L'une de ses collègues des urgences a rapporté que « les trois quarts des matins, quand on arrive, les patients attendent un lit, dorment dans des secrétariats, des salles de bain... Les gens ont droit à mieux, nous aussi les personnels.

C'est déprimant de bosser comme ça » ! « Quand les patients ne montent pas dans les services faute de lits disponibles, on a les mêmes problématiques que vous : toilettes, petits-déjeuners, médicaments, tout en continuant d'accueillir. C'est la valse des brancards ou des fauteuils. On est épuisé », a relaté une autre professionnelle. Du côté du secteur social, « on mesure bien les difficultés rencontrées par les collègues dans les services. Ce qu'on voit aussi c'est que les délais de séjour se raccourcissent, on nous demande de faire sortir les patients pour trouver des lits, avec des effectifs en baisse », a soutenu une femme. Au bloc opératoire, une collègue a certifié que « le passage à la journée de 12 heures, depuis plus de six mois, ne permet pas de travailler correctement, d'autant qu'on nous a enlevé cinq postes d'aides-soignants ».

« Des embauches »

« Si on ne fait rien, les conditions difficiles vont continuer à se dégrader. Nous demandons que les supposées économies tirées de l'ambulatoire (en développement) soient réinjectées dans des embauches pour remédier à la fatigue physique et morale du personnel », a émis Karine Goanec, secrétaire générale de la CGT de l'hôpital. Quant à Jean-Paul Sénéchal, responsable de Sud Santé, il a rappelé que « le gouvernement veut faire 4,5 milliards d'économie en 2017 sur le budget de la Sécurité sociale, dont 1,7 milliard dans les hôpitaux publics ». « En même temps, il veut relever nos salaires bloqués depuis 2010, mais les augmentations ne sont pas budgétées. On va être obligé d'augmenter encore nos activités, avec des actes pourtant moins rémunérés, pour augmenter le budget général et financer nos augmentations de salaire », s'est-il étonné.

 

Quimper. Des actions syndicales en vue à l'hôpital / Ouest-France

Les syndicats Sud et CGT du centre hospitalier de Quimper envisagent un débrayage dans les prochaines semaines. Une assemblée générale, ce jeudi, a été suivie par 80 agents.
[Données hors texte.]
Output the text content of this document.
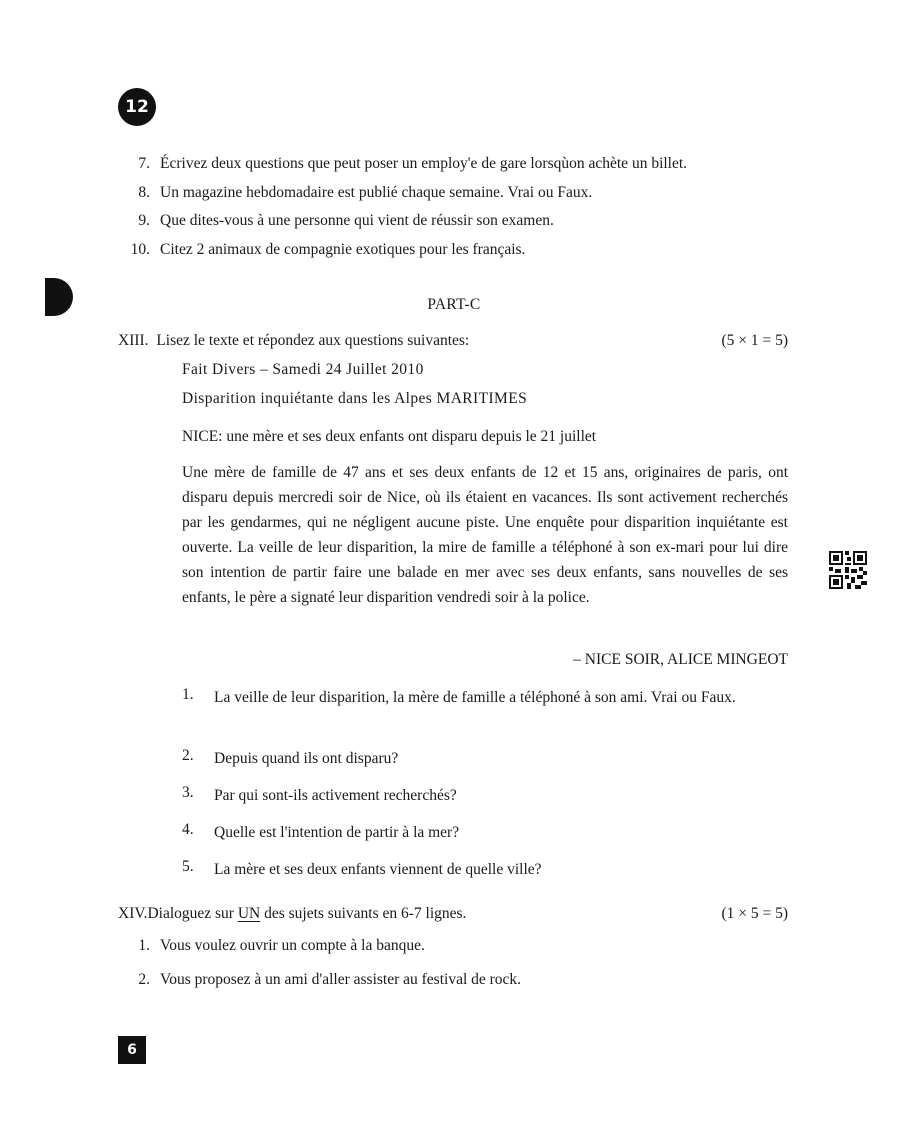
12
7. Écrivez deux questions que peut poser un employ'e de gare lorsqùon achète un billet.
8. Un magazine hebdomadaire est publié chaque semaine. Vrai ou Faux.
9. Que dites-vous à une personne qui vient de réussir son examen.
10. Citez 2 animaux de compagnie exotiques pour les français.
PART-C
XIII. Lisez le texte et répondez aux questions suivantes:	(5 × 1 = 5)
Fait Divers – Samedi 24 Juillet 2010
Disparition inquiétante dans les Alpes MARITIMES
NICE: une mère et ses deux enfants ont disparu depuis le 21 juillet
Une mère de famille de 47 ans et ses deux enfants de 12 et 15 ans, originaires de paris, ont disparu depuis mercredi soir de Nice, où ils étaient en vacances. Ils sont activement recherchés par les gendarmes, qui ne négligent aucune piste. Une enquête pour disparition inquiétante est ouverte. La veille de leur disparition, la mire de famille a téléphoné à son ex-mari pour lui dire son intention de partir faire une balade en mer avec ses deux enfants, sans nouvelles de ses enfants, le père a signaté leur disparition vendredi soir à la police.
– NICE SOIR, ALICE MINGEOT
1.	La veille de leur disparition, la mère de famille a téléphoné à son ami. Vrai ou Faux.
2.	Depuis quand ils ont disparu?
3.	Par qui sont-ils activement recherchés?
4.	Quelle est l'intention de partir à la mer?
5.	La mère et ses deux enfants viennent de quelle ville?
XIV.Dialoguez sur UN des sujets suivants en 6-7 lignes.	(1 × 5 = 5)
1. Vous voulez ouvrir un compte à la banque.
2. Vous proposez à un ami d'aller assister au festival de rock.
6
« Il nous faut des bras en plus ! » 

Cri du coeur d'un agent de l'hôpital de Quimper (Finistère) lors d'une assemblée générale du personnel, ce jeudi après-midi.

Sud et CGT sont à l'origine de cette mobilisation. La réunion a été suivie par 80 agents environ. 

Lors des prises de parole, plusieurs services ont exprimé leur fatigue face à une situation jugée de plus en plus difficile.

Le principe d'un débrayage a été voté. Il devrait avoir lieu avant une journée nationale d'action dans les hôpitaux, journée prévue le 7 mars.